Nella sentenza impugnata si è chiaramente spiegato che la persona offesa stava svolgendo un'operazione preliminare al vero e proprio spostamento dei fasci di tubi, oggetto quest'ultimo della regolamentazione aziendale - comunque insufficiente - per cui era previsto che scendesse dagli stessi e manovrasse il carroponte stando a distanza. La Corte bresciana, rispondendo esaurientemente alle doglianze difensive e richiamando sul punto la testimonianza del tecnico ASL e del dipendente N.N., ha evidenziato che la direttiva adottata dall'azienda era laconica, non specificava le modalità attuative di quel segmento di operazione e lasciava ampi margini di errore per la sua sinteticità, in quanto indicava unicamente di "lasciare per quanto possibile degli spazi liberi tra gli stalli di contenimento in modo da agganciare il materiale senza dover salire sui pacchi per le operazioni di imbragatura".

3. Il secondo motivo di ricorso, con cui il ricorrente si duole del trattamento sanzionatorio, è generico.
Va premesso che la determinazione della misura della pena tra il minimo e il massimo edittale rientra nell'ampio potere discrezionale del giudice di merito, il quale assolve il suo compito anche se abbia valutato intuitivamente e globalmente gli elementi indicati nell'art. 133 cod. pen. (Sez. 4, n. 41702 del 20/09/2004, Nuciforo, Rv. 230278).
Il giudice del merito esercita la discrezionalità che la legge gli conferisce, attraverso l'enunciazione, anche sintetica, della eseguita valutazione di uno (o più) dei criteri indicati nell'art. 133 cod. pen. (Sez. 2, n. 36104 del 27/04/2017, Mastro, Rv. 271243; Sez. 3, n. 6877 del 26/10/2016, dep. 2017, S., Rv. 269196; Sez. 2, n. 12749 del 19/03/2008, Gasparri, Rv. 239754).
La pena applicata non eccede la media edittale e, in relazione ad essa, non era dunque necessaria un'argomentazione più dettagliata da parte del giudice (Sez. 3, n. 38251 del 15/06/2016, Rignanese, Rv. 267949).
Il sindacato di legittimità sussiste solo quando la quantificazione costituisca il frutto di mero arbitrio o di ragionamento illogico.
Al contrario, nella fattispecie, l'entità della pena irrogata è stata correttamente giustificata in riferimento alla gravità della vicenda criminosa, alla ripetizione dell'infortunio con modalità analoghe a quelle relative ad altri precedenti infortuni per mancata adozione di norme di sicurezza, al precedente penale per analogo reato e al compimento di violazioni alle norme in tema di prevenzione depenalizzate, ma risultanti dal certificato penale.
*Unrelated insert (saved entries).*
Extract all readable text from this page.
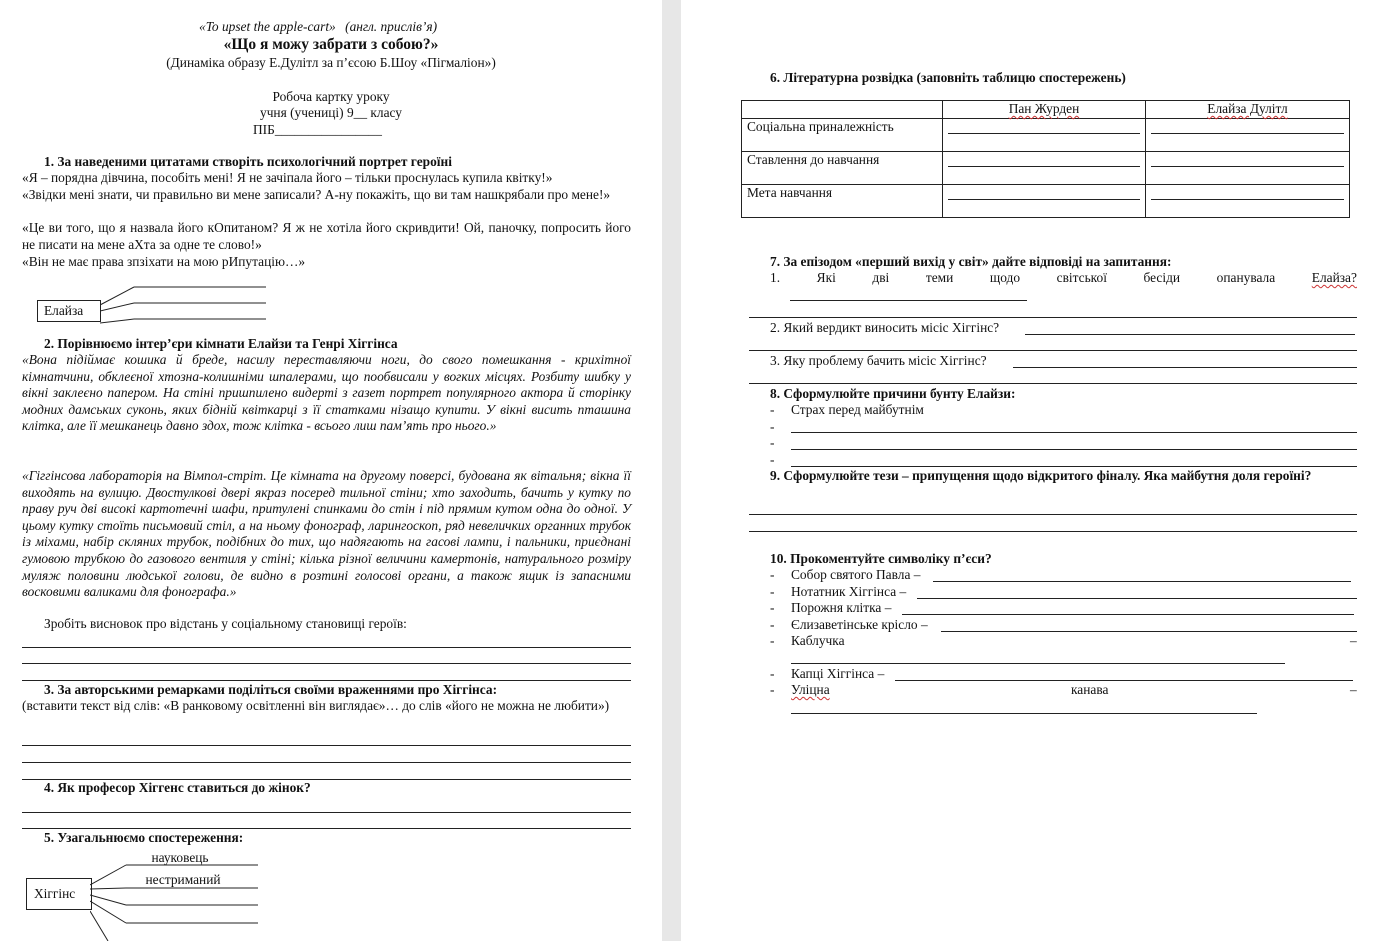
«To upset the apple-cart» (англ. прислів’я)
«Що я можу забрати з собою?»
(Динаміка образу Е.Дулітл за п’єсою Б.Шоу «Пігмаліон»)
Робоча картку уроку
учня (учениці) 9__ класу
ПІБ________________
1. За наведеними цитатами створіть психологічний портрет героїні
«Я – порядна дівчина, пособіть мені! Я не зачіпала його – тільки проснулась купила квітку!»
«Звідки мені знати, чи правильно ви мене записали? А-ну покажіть, що ви там нашкрябали про мене!»
«Це ви того, що я назвала його кОпитаном? Я ж не хотіла його скривдити! Ой, паночку, попросить його не писати на мене аХта за одне те слово!»
«Він не має права зпзіхати на мою рИпутацію…»
Елайза
2. Порівнюємо інтер’єри кімнати Елайзи та Генрі Хіггінса
«Вона підіймає кошика й бреде, насилу переставляючи ноги, до свого помешкання - крихітної кімнатчини, обклеєної хтозна-колишніми шпалерами, що пообвисали у вогких місцях. Розбиту шибку у вікні заклеєно папером. На стіні пришпилено видерті з газет портрет популярного актора й сторінку модних дамських суконь, яких бідній квіткарці з її статками нізащо купити. У вікні висить пташина клітка, але її мешканець давно здох, тож клітка - всього лиш пам’ять про нього.»
«Гіггінсова лабораторія на Вімпол-стріт. Це кімната на другому поверсі, будована як вітальня; вікна її виходять на вулицю. Двостулкові двері якраз посеред тильної стіни; хто заходить, бачить у кутку по праву руч дві високі картотечні шафи, притулені спинками до стін і під прямим кутом одна до одної. У цьому кутку стоїть письмовий стіл, а на ньому фонограф, ларингоскоп, ряд невеличких органних трубок із міхами, набір скляних трубок, подібних до тих, що надягають на гасові лампи, і пальники, приєднані гумовою трубкою до газового вентиля у стіні; кілька різної величини камертонів, натурального розміру муляж половини людської голови, де видно в розтині голосові органи, а також ящик із запасними восковими валиками для фонографа.»
Зробіть висновок про відстань у соціальному становищі героїв:
3. За авторськими ремарками поділіться своїми враженнями про Хіггінса:
(вставити текст від слів: «В ранковому освітленні він виглядає»… до слів «його не можна не любити»)
4. Як професор Хіггенс ставиться до жінок?
5. Узагальнюємо спостереження:
науковець
нестриманий
Хіггінс
6. Літературна розвідка (заповніть таблицю спостережень)
	Пан Журден	Елайза Дулітл
Соціальна приналежність	

Ставлення до навчання	

Мета навчання	

7. За епізодом «перший вихід у світ» дайте відповіді на запитання:
1.	Які	дві	теми	щодо	світської	бесіди	опанувала	Елайза?
2. Який вердикт виносить місіс Хіггінс?
3. Яку проблему бачить місіс Хіггінс?
8. Сформулюйте причини бунту Елайзи:
- Страх перед майбутнім
-
-
-
9. Сформулюйте тези – припущення щодо відкритого фіналу. Яка майбутня доля героїні?
10. Прокоментуйте символіку п’єси?
- Собор святого Павла –
- Нотатник Хіггінса –
- Порожня клітка –
- Єлизаветінське крісло –
- Каблучка	–
- Капці Хіггінса –
- Уліцна	канава	–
La Corte di appello ha altresì dato atto che il parziale risarcimento del danno subito dalla vittima (per l'importo di euro tremila) era già stato valutato dal Tribunale ai fini della concessione delle circostanze attenuanti generiche.

A fronte di tale articolata ed esauriente motivazione, il ricorrente ha contestato, in termini del tutto vaghi e aspecifici, l'entità eccessiva della pena irrogata.

4. Per le ragioni che precedono, il ricorso va rigettato.
Al rigetto del ricorso consegue la condanna del ricorrente al pagamento delle spese processuali (art. 616 cod. proc. pen.).

 

P. Q. M.
 



Rigetta il ricorso e condanna il ricorrente al pagamento delle spese processuali. Così deciso in Roma il 15 gennaio 2021.